А ведь мы готовились. Обычно мы ходили в гимназию в мундирах, а один раз в неделею были уроки ВП – военной подготовки. В эти дни мы были обязаны являться в соответствующей форме. Она состояла, собственно, только из зеленой полотняной рубахи, надеваемой через голову наподобие обычной русской гимнастерки. Кто мог, прикручивал на грудь харцерские значки, стрелковые отличия; что касается меня, то, изведя на стрельбище у Высокого Замка уйму патронов, я перед экзаменом заработал золотой значок, но недолго смог им похваляться – надвигалась война.
Рубаху полагалось идеально расправлять спереди и перехватывать широким ремнем. У некоторых были великолепные ремни с двойной пряжкой и многочисленными дырочками; я тоже достал себе такой; он даже был подбит тонким фетром, и были у него латунные тренчики для того, чтобы пристегивать перекинутый через плечо офицерский ремешок, носить – который я, конечно, не имел права. Вся беда в том, что для такой рубахи нужна была стройная фигура, как, например, у Л., которого можно было обхватить в талии четырьмя пальцами, – ни следа выпирающего зада, иначе собранные сзади складки торчали, словно распушенный хвост, превращая гимнастерку в юбку. Меня это весьма смущало.

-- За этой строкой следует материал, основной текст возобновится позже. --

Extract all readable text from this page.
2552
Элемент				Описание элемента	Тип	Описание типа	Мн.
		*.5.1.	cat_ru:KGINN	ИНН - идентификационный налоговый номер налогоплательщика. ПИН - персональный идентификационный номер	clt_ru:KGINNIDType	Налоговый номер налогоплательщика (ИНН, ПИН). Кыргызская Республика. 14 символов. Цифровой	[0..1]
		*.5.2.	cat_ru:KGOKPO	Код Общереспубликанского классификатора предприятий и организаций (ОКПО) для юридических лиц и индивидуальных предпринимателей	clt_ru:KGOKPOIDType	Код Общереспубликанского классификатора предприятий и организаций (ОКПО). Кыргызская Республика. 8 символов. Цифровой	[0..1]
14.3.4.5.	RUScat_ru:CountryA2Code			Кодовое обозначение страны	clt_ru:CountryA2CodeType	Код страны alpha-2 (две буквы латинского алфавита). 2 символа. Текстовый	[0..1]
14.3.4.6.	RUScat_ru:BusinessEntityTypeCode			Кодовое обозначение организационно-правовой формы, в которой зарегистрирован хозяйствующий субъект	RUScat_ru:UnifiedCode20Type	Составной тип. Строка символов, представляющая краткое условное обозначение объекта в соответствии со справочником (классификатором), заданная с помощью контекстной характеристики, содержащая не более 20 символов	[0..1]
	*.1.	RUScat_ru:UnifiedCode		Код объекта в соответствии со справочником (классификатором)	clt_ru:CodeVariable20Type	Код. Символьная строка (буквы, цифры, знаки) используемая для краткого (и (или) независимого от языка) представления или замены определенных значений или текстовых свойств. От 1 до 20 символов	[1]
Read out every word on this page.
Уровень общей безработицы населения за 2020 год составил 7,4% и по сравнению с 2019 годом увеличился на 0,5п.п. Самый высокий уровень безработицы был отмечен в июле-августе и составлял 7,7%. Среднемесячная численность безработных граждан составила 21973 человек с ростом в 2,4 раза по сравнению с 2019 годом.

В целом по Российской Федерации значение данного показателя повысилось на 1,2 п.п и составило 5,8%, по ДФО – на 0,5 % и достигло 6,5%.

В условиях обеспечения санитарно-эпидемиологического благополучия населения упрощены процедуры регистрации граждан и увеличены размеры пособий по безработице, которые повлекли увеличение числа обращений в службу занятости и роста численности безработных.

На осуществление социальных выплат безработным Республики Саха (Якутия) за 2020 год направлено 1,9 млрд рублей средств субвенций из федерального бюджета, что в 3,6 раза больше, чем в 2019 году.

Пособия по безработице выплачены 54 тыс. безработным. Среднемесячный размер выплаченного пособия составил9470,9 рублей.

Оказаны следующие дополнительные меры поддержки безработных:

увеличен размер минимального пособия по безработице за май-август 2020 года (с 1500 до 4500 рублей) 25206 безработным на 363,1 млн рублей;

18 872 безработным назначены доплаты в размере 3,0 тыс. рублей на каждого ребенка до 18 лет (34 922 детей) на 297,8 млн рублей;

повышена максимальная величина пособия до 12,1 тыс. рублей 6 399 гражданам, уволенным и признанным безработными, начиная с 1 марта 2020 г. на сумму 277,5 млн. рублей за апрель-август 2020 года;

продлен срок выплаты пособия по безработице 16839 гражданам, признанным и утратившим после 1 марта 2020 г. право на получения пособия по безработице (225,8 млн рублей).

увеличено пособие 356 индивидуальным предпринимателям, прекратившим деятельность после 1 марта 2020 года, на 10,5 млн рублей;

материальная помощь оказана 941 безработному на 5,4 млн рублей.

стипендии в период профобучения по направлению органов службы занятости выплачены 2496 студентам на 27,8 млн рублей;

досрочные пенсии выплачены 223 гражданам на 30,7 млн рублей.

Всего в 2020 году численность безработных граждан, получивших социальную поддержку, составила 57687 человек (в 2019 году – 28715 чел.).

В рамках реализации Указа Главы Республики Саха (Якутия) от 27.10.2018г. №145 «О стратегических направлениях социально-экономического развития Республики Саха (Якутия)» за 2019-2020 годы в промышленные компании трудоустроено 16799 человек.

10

Командиром рати был профессор Стажевский, историк, офицер запаса, но он присматривал за нами сверху, а стало быть, и издалека. Обычно нами занимались несколько строевых унтер-офицеров, приходивших из города и частенько приносивших с собой таинственные свертки с покрытыми военной тайной предметами: например, маленькими флакончиками, из-под пробок которых пробивался еле ощутимый запах отравляющих газов, смягченный до безопасности в этой аптечной упаковке. Нам давали нюхать фосген, хлорацетофенон и другие невидимые отравы со столь же грозными названиями. На учениях нам выдавали и противогазы; до сих пор я помню их неприятный резиново-брезентовый запах и вкус, дышалось в них с трудом, судорожно, но ведь это была игра.
Однажды на площадке зажгли дымовые шашки и сержант бросил гранату со слезоточивым газом. Облако понесло на школьного сторожа, и он вынырнул оттуда, истекая слезами. У унтер-офицеров была с нами масса хлопот. Мы втихую подсмеивались над ними, впрочем, добродушно, частенько повторяли различные их оговорки – капрал Лелявый, например, носил совершенно другую фамилию, мы окрестили его этим прозвищем после того, как на одном из уроков он в драматических тонах описал нам, каким «лелявым» становится человек, наглотавшийся фосгена.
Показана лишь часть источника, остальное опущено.